Prepare covariates and optional response in adjacency matrix form. If undirected, the values are drawn from the lower triangle of the adjacency matrices.
inputs_lmnet(Xlist, Y =NULL, directed =TRUE, add_intercept =TRUE, time_intercept =FALSE)
Arguments
Xlist: List of n×n×tmax matrices, possibly containing response matrix labeled `Y'. Diagonals (self-loops) are ignored.
Y: Optional n×n×tmax response matrix. NAs in this matrix will be automatically removed. Diagonals (self-loops) are ignored.
directed: Optional logical indicator of whether input data is for a directed network, default is TRUE. Undirected data format is lower triangle of adjacencey matrix.
add_intercept: Optional logical indicator of whether intercept should be added to X, default is TRUE.

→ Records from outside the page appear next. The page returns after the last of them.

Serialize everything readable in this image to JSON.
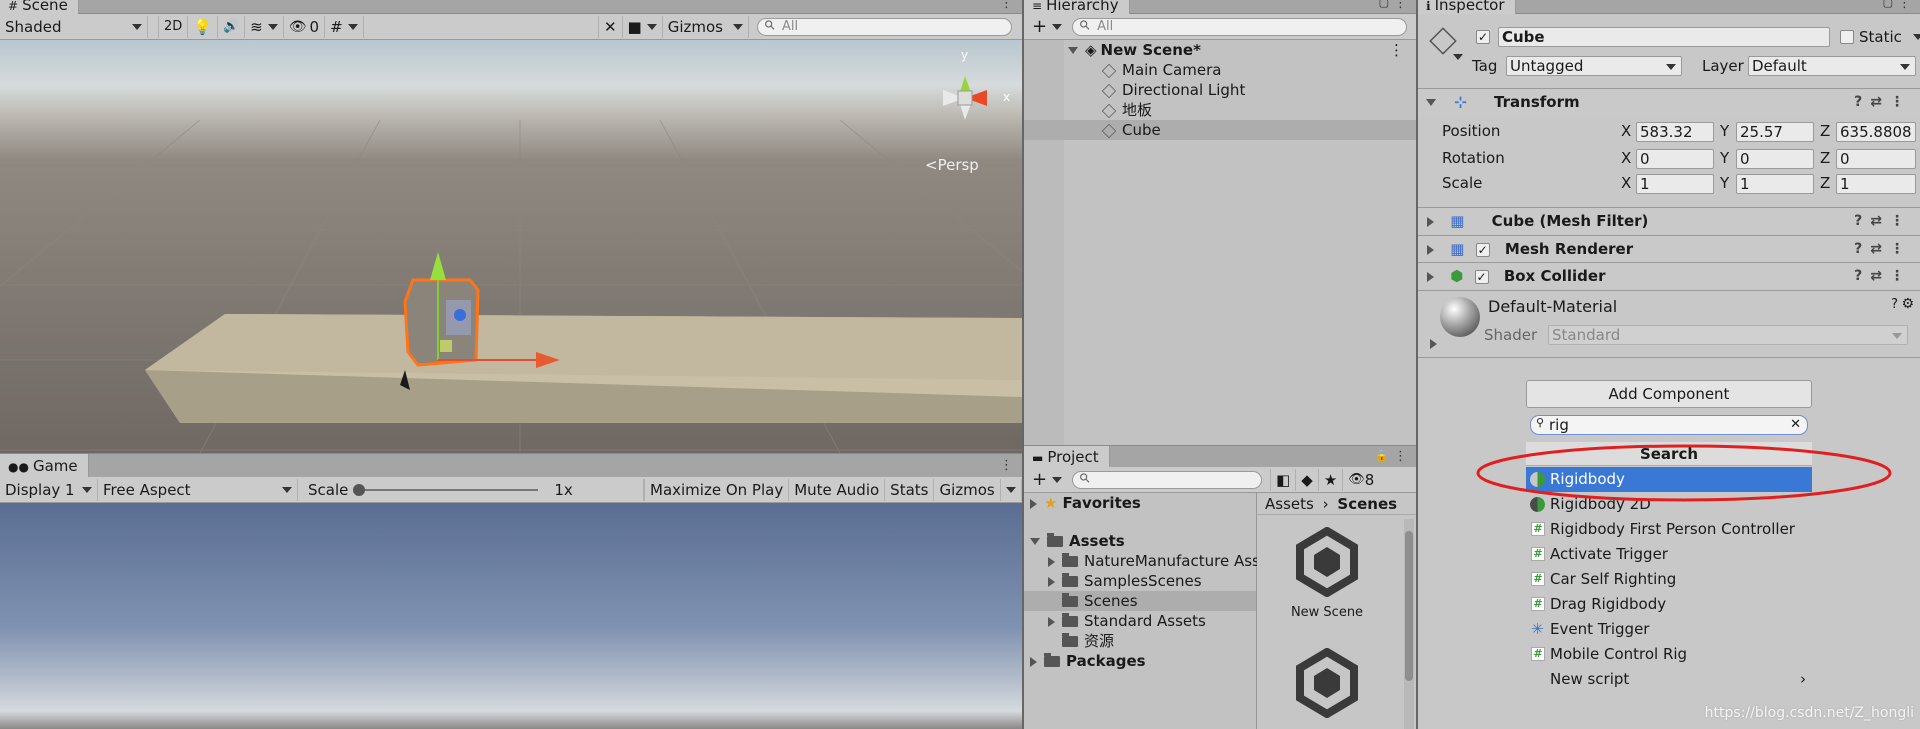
{
  "scene": {
    "tab_title": "Scene",
    "shading_mode": "Shaded",
    "btn_2d": "2D",
    "hidden_count": "0",
    "gizmos_label": "Gizmos",
    "search_placeholder": "All",
    "persp_label": "Persp",
    "axis_y": "y",
    "axis_x": "x"
  },
  "game": {
    "tab_title": "Game",
    "display": "Display 1",
    "aspect": "Free Aspect",
    "scale_label": "Scale",
    "scale_value": "1x",
    "maximize": "Maximize On Play",
    "mute": "Mute Audio",
    "stats": "Stats",
    "gizmos": "Gizmos"
  },
  "hierarchy": {
    "tab_title": "Hierarchy",
    "search_placeholder": "All",
    "scene_name": "New Scene*",
    "items": [
      "Main Camera",
      "Directional Light",
      "地板",
      "Cube"
    ]
  },
  "project": {
    "tab_title": "Project",
    "hidden_count": "8",
    "favorites": "Favorites",
    "assets": "Assets",
    "folders": [
      "NatureManufacture Ass",
      "SamplesScenes",
      "Scenes",
      "Standard Assets",
      "资源"
    ],
    "packages": "Packages",
    "breadcrumb_root": "Assets",
    "breadcrumb_current": "Scenes",
    "scene_asset": "New Scene"
  },
  "inspector": {
    "tab_title": "Inspector",
    "object_name": "Cube",
    "static_label": "Static",
    "tag_label": "Tag",
    "tag_value": "Untagged",
    "layer_label": "Layer",
    "layer_value": "Default",
    "transform": {
      "title": "Transform",
      "position_label": "Position",
      "rotation_label": "Rotation",
      "scale_label": "Scale",
      "position": {
        "x": "583.32",
        "y": "25.57",
        "z": "635.8808"
      },
      "rotation": {
        "x": "0",
        "y": "0",
        "z": "0"
      },
      "scale": {
        "x": "1",
        "y": "1",
        "z": "1"
      },
      "axis_x": "X",
      "axis_y": "Y",
      "axis_z": "Z"
    },
    "components": [
      "Cube (Mesh Filter)",
      "Mesh Renderer",
      "Box Collider"
    ],
    "material_name": "Default-Material",
    "shader_label": "Shader",
    "shader_value": "Standard",
    "add_component": "Add Component",
    "search_value": "rig",
    "search_header": "Search",
    "results": [
      "Rigidbody",
      "Rigidbody 2D",
      "Rigidbody First Person Controller",
      "Activate Trigger",
      "Car Self Righting",
      "Drag Rigidbody",
      "Event Trigger",
      "Mobile Control Rig",
      "New script"
    ],
    "selected_result": "Rigidbody"
  },
  "watermark": "https://blog.csdn.net/Z_hongli",
  "colors": {
    "selection": "#3a78d6",
    "highlight_ellipse": "#e02020",
    "panel_bg": "#c2c2c2"
  }
}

time_intercept: Optional logical indicator of whether separate intercept should be added to X for each observation of the relational matrix, default is FALSE.
Returns
A list of: - Y: Vector of responses (column-wise vectorization order) of appropriate length.
X: Matrix of covariates (column-wise vectorization order) of appropriate size.
nodes: 2-column matrix (or 3-column for repeated observations) indicating directed relation pairs to which each entry in Y and each row in X corresponds.
Details
This function takes a list of network covariates (in adjacency matrix form) and prepares them for the regression code lmnet. Accomodates 3-dimensional relational arrays with tmax repeated observations of the network (over time or context). Typical network data with a single observation may be input as matrices, i.e. tmax = 1.